Statement from Congresswoman Eleanor Homes Norton

For more information contact: James Jones, Communications Director
202.462.6000 x12 office / 202.557.4864 mobile / jjones@dcvote.org

July 25, 2003

Washington, DC--Congresswoman Eleanor Holmes Norton (D-DC) today said she was disgusted to see Congress go home today with virtually all its appropriations completed except the District's. Norton was called to the House Floor yesterday evening for debate on the Rule for the D.C. appropriation but when she got to the floor, D.C. was abruptly pulled. With the House scheduled to adjourn Friday, time was a problem, but Republican also had a special problem with D.C. They needed more time to shore up votes because the vouchers proposed for the bill have proved controversial among Republicans members. The D.C. vouchers bill got out of the Government Reform Committee by only one vote because a few Republicans voted with Democrats against the bill.

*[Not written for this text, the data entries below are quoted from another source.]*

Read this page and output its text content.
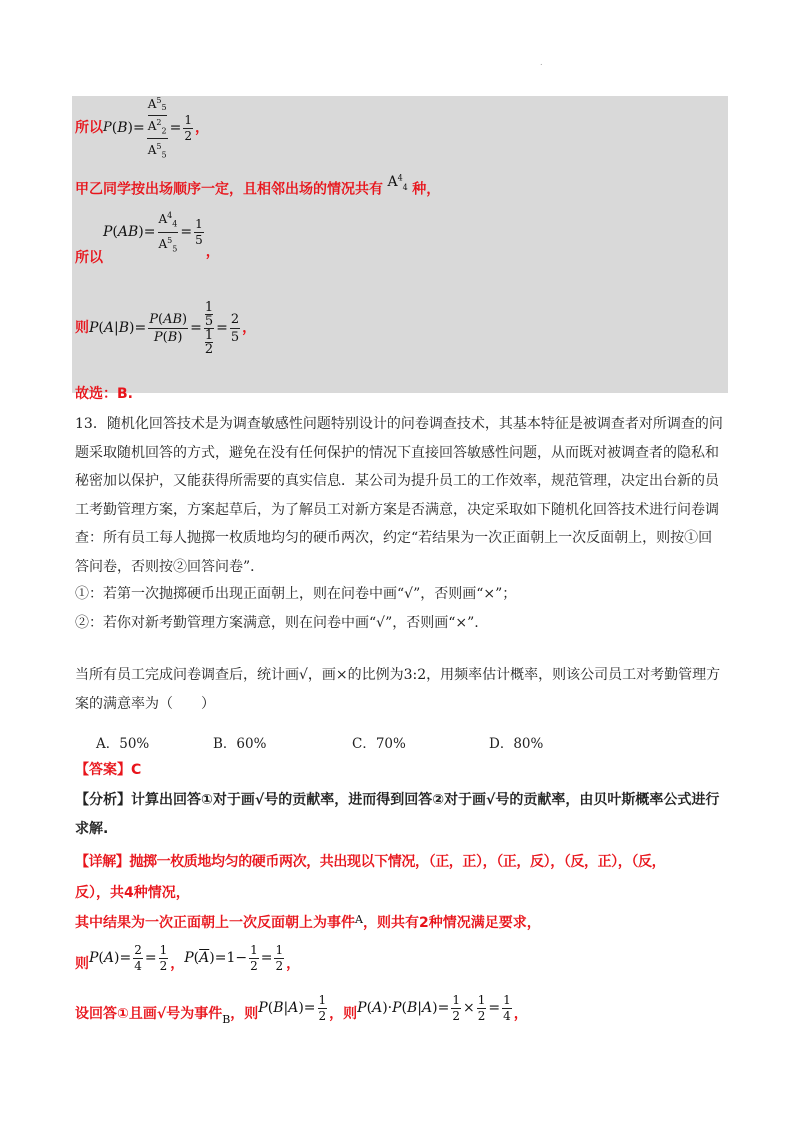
.
所以 P ( B )= $A^5_5$
$A^2_2$
$A^5_5 = \frac{1}{2}$ ，
甲乙同学按出场顺序一定，且相邻出场的情况共有 $A^4_4$ 种，
所以
P ( AB )= $\frac{A^4_4}{A^5_5} = \frac{1}{5}$
，
则 P ( A | B )= $\frac{P(AB)}{P(B)} = 1$
5
1
$2 = \frac{2}{5}$ ，
故选：B.
13．随机化回答技术是为调查敏感性问题特别设计的问卷调查技术，其基本特征是被调查者对所调查的问题采取随机回答的方式，避免在没有任何保护的情况下直接回答敏感性问题，从而既对被调查者的隐私和秘密加以保护，又能获得所需要的真实信息．某公司为提升员工的工作效率，规范管理，决定出台新的员工考勤管理方案，方案起草后，为了解员工对新方案是否满意，决定采取如下随机化回答技术进行问卷调查：所有员工每人抛掷一枚质地均匀的硬币两次，约定“若结果为一次正面朝上一次反面朝上，则按①回答问卷，否则按②回答问卷”．
①：若第一次抛掷硬币出现正面朝上，则在问卷中画“√”，否则画“×”；
②：若你对新考勤管理方案满意，则在问卷中画“√”，否则画“×”.
当所有员工完成问卷调查后，统计画√，画×的比例为3:2，用频率估计概率，则该公司员工对考勤管理方案的满意率为（　　）
A．50%	B．60%	C．70%	D．80%
【答案】C
【分析】计算出回答①对于画√号的贡献率，进而得到回答②对于画√号的贡献率，由贝叶斯概率公式进行求解.
【详解】抛掷一枚质地均匀的硬币两次，共出现以下情况，（正，正），（正，反），（反，正），（反，
反），共4种情况，
其中结果为一次正面朝上一次反面朝上为事件$^A$，则共有2种情况满足要求，
则 P ( A )= $\frac{2}{4} = \frac{1}{2}$ ， P ( $\overline{A}$ )$=1- \frac{1}{2} = \frac{1}{2}$ ，
设回答①且画√号为事件 B ，则 P ( B | A )= $\frac{1}{2}$ ，则 P ( A )· P ( B | A )= $\frac{1}{2} \times \frac{1}{2} = \frac{1}{4}$ ，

It is generally difficult to get final passage of a D.C. appropriation bill without Democratic votes, because many Republicans vote against the D.C. appropriation, no matter what. The Democratic Whip notice yesterday called for a no vote on the amendment to attach the vouchers bill to the D.C. appropriation, a yes vote on a motion to strike the vouchers amendment, and a no vote on the D.C. appropriations if vouchers were included. Most Democrats and many Republicans will not vote for a bill with vouchers in it, among other reasons, because of the unpopularity of vouchers nationwide. Vouchers referenda have been held in many states but none has passed because most jurisdictions fear action that will open the way to a loss of public funds to private schools. Further, legislatures in 37 states have turned down vouchers, making it difficult for many Members to support vouchers in Congress.

Norton said D.C. officials supporting vouchers underestimated the bipartisan controversy D.C. vouchers would cause. She said that the voucher proposal may survive but that it was "absolutely predictable" that private school vouchers would side track the appropriation. Vouchers for low-income children nationwide failed in the 105th Congress 191-238 and the margins have widened since. In the 106th a similar $100 million bill failed, in the 107th Congress, vouchers were defeated in the No Child Left Behind Act despite intense lobbing by President Bush, and most recently in the 108th Congress in April two voucher amendments on the IDEA special education bill were defeated 182-240 and 176-247. "It won't be the first time Congress applied a different standard to D.C. than to themselves," Norton said. "This time, however, they have their work cut out for them, as the vote in committee showed. Many members have urban school districts like D.C. but nevertheless have voted against vouchers, making it more difficult to reverse themselves.

Letters to the appropriators were hurriedly gathered by several members of the D.C. Council and the Board of Education, and D.C.'s two major parents organizations, Parents United and the P.T.A., also sent letters in anticipation of the appropriation. According to these letters a majority of D.C.'s elected officials continue to oppose vouchers.